Degraded, or improved?
Another thing. The rectangular sample, edit, or interpretation of the world framed by most representational pictures, whether painted, printed, or photographed, is so basic to our culture that we hardly see it. It is the "normal" from which other shapes deviate. It's a good shape, no doubt about it, probably the best for most pictorial purposes. Attempts to "subvert" it usually end up looking gimmicky and attracting more attention to the unconventional "frame", at the expense of what is within it. But, being of a mildly contrarian nature, I do have a liking for the more unusual shapes and combinations: the panorama, the triptych, the arched top, the oval or circular image, and so on. The circle in particular says, now this really is an edited view, and yet everything always seems to compose itself gracefully within the even tension of its circumference. There is a satisfying harmony to the circular picture (in some contexts referred to as a "tondo") that is both highly artificial and yet somehow entirely "natural", a magical charge familiar to anyone who has been enchanted by the view through a telescope, or who has gazed down at a miniature world played out in real time on the white dish of a camera obscura. It's as if you can sense a lens-based image's essentially circular nature, out of which the rectangle has been cropped [3].So, when I put the "degraded" version of the Southampton Common photograph into a circular frame, I think we end up with something that is much more like how it felt for me to be there on that May afternoon. Something rather like walking into the background of a Constable painting; heightened, slightly sentimental, even a little kitsch, and slightly soft... Blurry, even: the fact is that I really ought to wear glasses, these days, but never do, mainly because I find them uncomfortable and also distracting: the world was never that sharp – as sharp as an over-sharp photograph – to begin with.
1. Most people are blissfully unaware of the amount of work that goes into producing a top-quality print from a negative.
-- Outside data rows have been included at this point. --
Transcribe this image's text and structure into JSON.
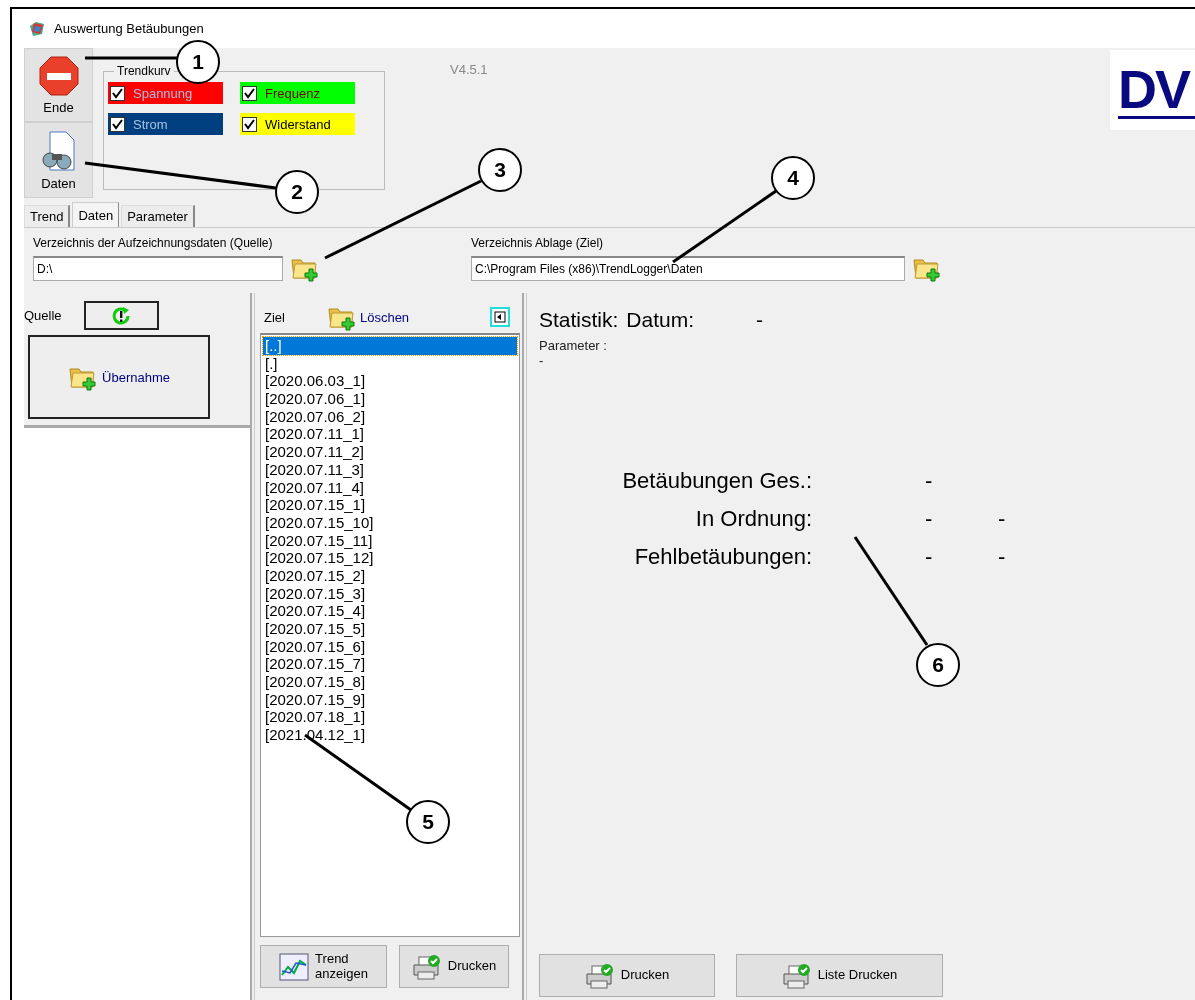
{
  "window": {
    "title": "Auswertung Betäubungen"
  },
  "toolbar": [
    {
      "kind": "stop",
      "label": "Ende"
    },
    {
      "kind": "data",
      "label": "Daten"
    }
  ],
  "trend_group": {
    "legend": "Trendkurv",
    "curves": [
      {
        "label": "Spannung",
        "checked": true,
        "color": "#ff0000"
      },
      {
        "label": "Frequenz",
        "checked": true,
        "color": "#00ff00"
      },
      {
        "label": "Strom",
        "checked": true,
        "color": "#003f7f"
      },
      {
        "label": "Widerstand",
        "checked": true,
        "color": "#ffff00"
      }
    ]
  },
  "version": "V4.5.1",
  "logo": "DV",
  "tabs": [
    {
      "label": "Trend",
      "selected": false
    },
    {
      "label": "Daten",
      "selected": true
    },
    {
      "label": "Parameter",
      "selected": false
    }
  ],
  "paths": [
    {
      "label": "Verzeichnis der Aufzeichnungsdaten (Quelle)",
      "value": "D:\\"
    },
    {
      "label": "Verzeichnis Ablage (Ziel)",
      "value": "C:\\Program Files (x86)\\TrendLogger\\Daten"
    }
  ],
  "source": {
    "label": "Quelle",
    "import_button": "Übernahme"
  },
  "target": {
    "label": "Ziel",
    "delete_button": "Löschen",
    "items": [
      {
        "text": "[..]",
        "selected": true
      },
      {
        "text": "[.]",
        "selected": false
      },
      {
        "text": "[2020.06.03_1]",
        "selected": false
      },
      {
        "text": "[2020.07.06_1]",
        "selected": false
      },
      {
        "text": "[2020.07.06_2]",
        "selected": false
      },
      {
        "text": "[2020.07.11_1]",
        "selected": false
      },
      {
        "text": "[2020.07.11_2]",
        "selected": false
      },
      {
        "text": "[2020.07.11_3]",
        "selected": false
      },
      {
        "text": "[2020.07.11_4]",
        "selected": false
      },
      {
        "text": "[2020.07.15_1]",
        "selected": false
      },
      {
        "text": "[2020.07.15_10]",
        "selected": false
      },
      {
        "text": "[2020.07.15_11]",
        "selected": false
      },
      {
        "text": "[2020.07.15_12]",
        "selected": false
      },
      {
        "text": "[2020.07.15_2]",
        "selected": false
      },
      {
        "text": "[2020.07.15_3]",
        "selected": false
      },
      {
        "text": "[2020.07.15_4]",
        "selected": false
      },
      {
        "text": "[2020.07.15_5]",
        "selected": false
      },
      {
        "text": "[2020.07.15_6]",
        "selected": false
      },
      {
        "text": "[2020.07.15_7]",
        "selected": false
      },
      {
        "text": "[2020.07.15_8]",
        "selected": false
      },
      {
        "text": "[2020.07.15_9]",
        "selected": false
      },
      {
        "text": "[2020.07.18_1]",
        "selected": false
      },
      {
        "text": "[2021.04.12_1]",
        "selected": false
      }
    ],
    "buttons": [
      {
        "kind": "trend",
        "label": "Trend\nanzeigen"
      },
      {
        "kind": "print",
        "label": "Drucken"
      }
    ]
  },
  "statistics": {
    "title": "Statistik:",
    "date_label": "Datum:",
    "date_value": "-",
    "parameter_label": "Parameter :",
    "parameter_value": "-",
    "rows": [
      {
        "label": "Betäubungen Ges.:",
        "values": [
          "-"
        ]
      },
      {
        "label": "In Ordnung:",
        "values": [
          "-",
          "-"
        ]
      },
      {
        "label": "Fehlbetäubungen:",
        "values": [
          "-",
          "-"
        ]
      }
    ],
    "buttons": [
      {
        "kind": "print",
        "label": "Drucken"
      },
      {
        "kind": "print",
        "label": "Liste Drucken"
      }
    ]
  },
  "callouts": [
    "1",
    "2",
    "3",
    "4",
    "5",
    "6"
  ]
}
Until you have watched a master printer perform the necessary darkroom prestidigitation in the dim red light, you don't know anything about top-end analogue photography. Really. Check out the first minute of this, for example.
2. I am increasingly of the view that most colour photographs are not best seen framed and hung on a wall. They look ... tacky. Whereas in a book (or on a screen) virtually any photo can look superb. I wonder if this has something to do with the inevitable "degradation" of the image by the process of reproduction?
3. I have always loved the "circle in a rectangle" photographs of Emmet Gowin, created by mounting the lens from a 5" x 4" camera on an 8" x 10" camera, so that the entire image circle is recorded on the sheet of film.